Oil ticks up as markets weigh rate hikes, China gloom

Oil prices ticked up in Asian trade on Wednesday, as markets weighed weak demand indicators from top importer China and the prospect of further U.S. rate hikes against potential supply tightness, News.Az reports citing Reuters. 

Brent crude rose 13 cents, or 0.2%, to $84.16 a barrel by 0305, GMT while U.S. West Texas Intermediate crude was at $79.82 a barrel, up 18 cents, or 0.2%.

Both benchmarks lost about 0.5% on Tuesday.

Markets await hints on the outlook for interest rates when Federal Reserve officials and policy makers from the European Central Bank, the Bank of England and the Bank of Japan head to Jackson Hole, Wyoming, for an annual meeting later this week.

"Investors are reluctant to take big positions ahead of the Jackson Hole symposium as they want to find clues for the next step by the U.S. Federal Reserve," said Hiroyuki Kikukawa, president of NS Trading, a unit of Nissan Securities.

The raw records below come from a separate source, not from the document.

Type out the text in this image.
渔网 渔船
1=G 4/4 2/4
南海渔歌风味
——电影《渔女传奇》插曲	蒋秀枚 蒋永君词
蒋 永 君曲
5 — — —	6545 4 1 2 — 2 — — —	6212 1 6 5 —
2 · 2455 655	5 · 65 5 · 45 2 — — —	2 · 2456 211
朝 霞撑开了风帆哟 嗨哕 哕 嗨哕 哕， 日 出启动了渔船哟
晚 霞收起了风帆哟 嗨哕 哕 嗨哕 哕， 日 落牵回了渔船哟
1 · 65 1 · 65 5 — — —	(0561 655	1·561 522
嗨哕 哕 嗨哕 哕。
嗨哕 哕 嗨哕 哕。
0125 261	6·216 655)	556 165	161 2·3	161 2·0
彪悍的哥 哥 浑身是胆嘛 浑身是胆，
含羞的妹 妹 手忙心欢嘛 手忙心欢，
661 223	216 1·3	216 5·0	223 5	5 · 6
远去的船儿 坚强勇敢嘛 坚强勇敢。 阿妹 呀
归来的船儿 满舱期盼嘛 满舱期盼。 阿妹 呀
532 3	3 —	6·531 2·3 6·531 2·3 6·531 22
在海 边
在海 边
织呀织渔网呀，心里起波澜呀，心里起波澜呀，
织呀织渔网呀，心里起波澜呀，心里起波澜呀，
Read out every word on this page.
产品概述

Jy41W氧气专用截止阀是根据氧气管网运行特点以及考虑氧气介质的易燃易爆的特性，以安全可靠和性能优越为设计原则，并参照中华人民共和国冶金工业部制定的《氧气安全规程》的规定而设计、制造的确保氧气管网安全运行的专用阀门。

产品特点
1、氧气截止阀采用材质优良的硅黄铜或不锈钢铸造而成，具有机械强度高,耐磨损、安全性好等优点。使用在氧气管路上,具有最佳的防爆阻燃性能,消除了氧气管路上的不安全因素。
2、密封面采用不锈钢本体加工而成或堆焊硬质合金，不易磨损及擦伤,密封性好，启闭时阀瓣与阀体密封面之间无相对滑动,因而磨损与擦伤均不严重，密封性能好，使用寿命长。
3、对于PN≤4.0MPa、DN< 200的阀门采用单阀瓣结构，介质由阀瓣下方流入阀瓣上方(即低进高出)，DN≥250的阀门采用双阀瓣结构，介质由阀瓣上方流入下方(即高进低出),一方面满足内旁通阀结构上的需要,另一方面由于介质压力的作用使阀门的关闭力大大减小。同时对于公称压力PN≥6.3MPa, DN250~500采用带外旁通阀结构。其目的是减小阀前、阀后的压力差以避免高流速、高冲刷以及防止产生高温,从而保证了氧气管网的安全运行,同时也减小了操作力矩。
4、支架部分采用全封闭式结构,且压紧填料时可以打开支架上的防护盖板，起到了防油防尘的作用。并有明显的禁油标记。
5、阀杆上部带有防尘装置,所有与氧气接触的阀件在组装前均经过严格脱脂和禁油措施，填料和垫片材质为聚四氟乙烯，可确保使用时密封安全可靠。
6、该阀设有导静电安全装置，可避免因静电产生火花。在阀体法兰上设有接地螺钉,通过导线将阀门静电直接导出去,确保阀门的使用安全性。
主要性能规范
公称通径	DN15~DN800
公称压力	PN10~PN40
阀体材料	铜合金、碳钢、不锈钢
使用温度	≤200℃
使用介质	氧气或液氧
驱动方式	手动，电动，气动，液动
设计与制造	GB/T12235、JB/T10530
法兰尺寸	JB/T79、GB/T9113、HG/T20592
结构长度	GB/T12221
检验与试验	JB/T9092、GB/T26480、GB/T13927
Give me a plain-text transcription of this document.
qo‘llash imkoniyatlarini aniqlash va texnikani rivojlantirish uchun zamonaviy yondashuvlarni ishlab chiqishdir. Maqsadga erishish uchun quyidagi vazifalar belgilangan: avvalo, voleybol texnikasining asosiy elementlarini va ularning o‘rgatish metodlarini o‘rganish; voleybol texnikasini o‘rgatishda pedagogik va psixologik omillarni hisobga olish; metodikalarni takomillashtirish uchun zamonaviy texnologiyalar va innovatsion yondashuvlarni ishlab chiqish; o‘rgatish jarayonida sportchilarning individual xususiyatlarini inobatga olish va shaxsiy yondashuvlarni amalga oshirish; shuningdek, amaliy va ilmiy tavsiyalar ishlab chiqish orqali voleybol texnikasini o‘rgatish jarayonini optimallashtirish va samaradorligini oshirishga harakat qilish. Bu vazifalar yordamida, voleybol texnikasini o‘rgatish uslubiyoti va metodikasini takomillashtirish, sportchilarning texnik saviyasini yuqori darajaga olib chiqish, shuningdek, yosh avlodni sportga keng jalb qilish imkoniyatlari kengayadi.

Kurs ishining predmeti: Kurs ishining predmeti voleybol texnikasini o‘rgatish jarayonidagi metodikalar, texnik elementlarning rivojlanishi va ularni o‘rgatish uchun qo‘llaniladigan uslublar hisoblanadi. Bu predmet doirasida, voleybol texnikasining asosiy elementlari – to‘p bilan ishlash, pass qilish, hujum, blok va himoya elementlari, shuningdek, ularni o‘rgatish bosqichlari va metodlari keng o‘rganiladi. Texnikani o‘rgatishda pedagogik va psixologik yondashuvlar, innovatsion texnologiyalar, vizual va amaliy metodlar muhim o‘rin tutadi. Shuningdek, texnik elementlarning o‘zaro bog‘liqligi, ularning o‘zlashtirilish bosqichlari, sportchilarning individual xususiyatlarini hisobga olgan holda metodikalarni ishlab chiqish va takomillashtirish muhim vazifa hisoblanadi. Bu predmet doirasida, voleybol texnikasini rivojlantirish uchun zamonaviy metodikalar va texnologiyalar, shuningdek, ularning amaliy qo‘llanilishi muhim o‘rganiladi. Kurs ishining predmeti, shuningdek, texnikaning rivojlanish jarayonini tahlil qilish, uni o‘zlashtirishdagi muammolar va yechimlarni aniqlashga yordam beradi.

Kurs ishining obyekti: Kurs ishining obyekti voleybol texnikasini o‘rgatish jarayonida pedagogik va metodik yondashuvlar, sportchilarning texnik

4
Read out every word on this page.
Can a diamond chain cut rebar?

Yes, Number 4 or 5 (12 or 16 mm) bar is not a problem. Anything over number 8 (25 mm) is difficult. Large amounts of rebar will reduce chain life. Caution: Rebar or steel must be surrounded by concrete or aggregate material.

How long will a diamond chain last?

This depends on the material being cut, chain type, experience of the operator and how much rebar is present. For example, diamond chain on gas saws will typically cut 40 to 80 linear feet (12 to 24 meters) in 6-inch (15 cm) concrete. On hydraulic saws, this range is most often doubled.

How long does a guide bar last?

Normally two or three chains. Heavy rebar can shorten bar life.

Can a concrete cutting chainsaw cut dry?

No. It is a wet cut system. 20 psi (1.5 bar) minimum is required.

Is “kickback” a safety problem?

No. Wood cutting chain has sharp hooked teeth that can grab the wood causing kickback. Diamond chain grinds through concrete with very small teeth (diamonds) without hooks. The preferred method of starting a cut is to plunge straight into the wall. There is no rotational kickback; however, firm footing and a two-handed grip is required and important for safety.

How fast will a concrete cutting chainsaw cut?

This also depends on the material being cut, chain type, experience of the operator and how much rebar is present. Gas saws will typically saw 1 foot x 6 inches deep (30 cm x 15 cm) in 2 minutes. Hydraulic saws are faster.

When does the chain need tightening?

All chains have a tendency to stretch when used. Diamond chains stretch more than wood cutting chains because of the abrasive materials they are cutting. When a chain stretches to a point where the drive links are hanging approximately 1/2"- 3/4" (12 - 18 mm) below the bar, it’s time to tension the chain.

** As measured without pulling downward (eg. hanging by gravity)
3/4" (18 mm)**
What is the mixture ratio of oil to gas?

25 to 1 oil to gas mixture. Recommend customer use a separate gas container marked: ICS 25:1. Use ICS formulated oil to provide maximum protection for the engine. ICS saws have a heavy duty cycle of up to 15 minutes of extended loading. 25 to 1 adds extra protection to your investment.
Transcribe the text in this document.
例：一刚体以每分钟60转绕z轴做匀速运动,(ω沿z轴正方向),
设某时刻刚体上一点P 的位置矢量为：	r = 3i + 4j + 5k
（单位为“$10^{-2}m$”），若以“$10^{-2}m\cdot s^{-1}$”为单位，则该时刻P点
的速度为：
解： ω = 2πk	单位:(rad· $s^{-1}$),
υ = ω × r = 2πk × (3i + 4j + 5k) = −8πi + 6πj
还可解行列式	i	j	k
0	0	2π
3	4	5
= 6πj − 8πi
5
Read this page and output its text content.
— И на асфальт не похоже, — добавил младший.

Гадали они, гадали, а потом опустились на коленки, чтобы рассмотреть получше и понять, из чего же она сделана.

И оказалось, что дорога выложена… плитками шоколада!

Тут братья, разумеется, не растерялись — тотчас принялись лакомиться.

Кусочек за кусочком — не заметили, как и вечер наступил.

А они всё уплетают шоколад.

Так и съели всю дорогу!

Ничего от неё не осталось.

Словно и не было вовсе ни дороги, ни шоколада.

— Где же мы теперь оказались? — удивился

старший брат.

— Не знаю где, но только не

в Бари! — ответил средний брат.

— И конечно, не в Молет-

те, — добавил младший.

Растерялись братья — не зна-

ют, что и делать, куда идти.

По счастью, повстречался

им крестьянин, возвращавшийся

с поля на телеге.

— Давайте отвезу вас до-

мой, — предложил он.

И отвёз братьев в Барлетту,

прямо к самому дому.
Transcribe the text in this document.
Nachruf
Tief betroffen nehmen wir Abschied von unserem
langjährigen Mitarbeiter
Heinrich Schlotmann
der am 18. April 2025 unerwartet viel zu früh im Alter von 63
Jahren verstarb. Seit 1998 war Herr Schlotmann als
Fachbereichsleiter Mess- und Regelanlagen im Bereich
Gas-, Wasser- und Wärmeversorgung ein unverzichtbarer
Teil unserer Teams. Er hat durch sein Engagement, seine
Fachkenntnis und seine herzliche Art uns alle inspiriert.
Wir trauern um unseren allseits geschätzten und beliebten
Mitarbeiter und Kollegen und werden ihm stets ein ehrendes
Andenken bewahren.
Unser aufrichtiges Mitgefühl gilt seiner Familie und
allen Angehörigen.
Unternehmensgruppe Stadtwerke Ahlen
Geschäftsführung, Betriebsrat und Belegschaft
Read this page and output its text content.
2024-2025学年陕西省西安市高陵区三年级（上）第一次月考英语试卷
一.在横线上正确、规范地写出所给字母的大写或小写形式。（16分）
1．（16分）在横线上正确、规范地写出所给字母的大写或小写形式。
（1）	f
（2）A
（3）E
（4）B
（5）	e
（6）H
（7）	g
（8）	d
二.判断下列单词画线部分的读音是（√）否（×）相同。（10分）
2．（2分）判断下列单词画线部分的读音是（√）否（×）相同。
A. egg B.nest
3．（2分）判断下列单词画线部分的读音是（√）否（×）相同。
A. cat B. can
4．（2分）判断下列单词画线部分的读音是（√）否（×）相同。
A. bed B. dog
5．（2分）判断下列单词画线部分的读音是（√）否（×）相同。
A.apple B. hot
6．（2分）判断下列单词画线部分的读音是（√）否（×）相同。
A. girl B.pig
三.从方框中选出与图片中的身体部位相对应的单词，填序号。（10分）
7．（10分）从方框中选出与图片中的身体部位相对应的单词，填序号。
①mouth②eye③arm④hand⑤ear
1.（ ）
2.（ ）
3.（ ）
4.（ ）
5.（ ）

"Concerns over higher interest rates and sluggish demand in China are expected to outweigh tightening supply from OPEC+ in the short term."

China, the world's second-largest economy, is considered crucial to shoring up oil demand over the rest of the year. Its weak growth has frustrated markets as pledged stimulus has fallen short of expectations, including a smaller-than-expected cut in a key lending benchmark on Monday.

On the supply side, Saudi Arabia has volunteered to cut output by another 1 million barrels per day (bpd) from July through September, and Russia plans to reduce exports in August by 500,000 bpd.

These moves are part of a deal among members of the Organization of the Petroleum Exporting Countries and its allies, a grouping know as OPEC+, to curb supplies and support prices.

In the United States, crude stocks continued to fall, dropping by about 2.4 million barrels in the week ended Aug. 18, according to market sources citing American Petroleum Institute figures on Tuesday. That was a slightly smaller draw than a drop of 2.9 million barrels analysts expected in a Reuters poll.

"Following the massive draw of 6.2 million barrels a week earlier, overall supplies conditions still lean on the tighter end," said Jun Rong Yeap, a market strategist at IG in Singapore.

The weekly report from the Energy Information Administration, the statistical arm of the U.S. energy department, is due at 1430 GMT on Wednesday.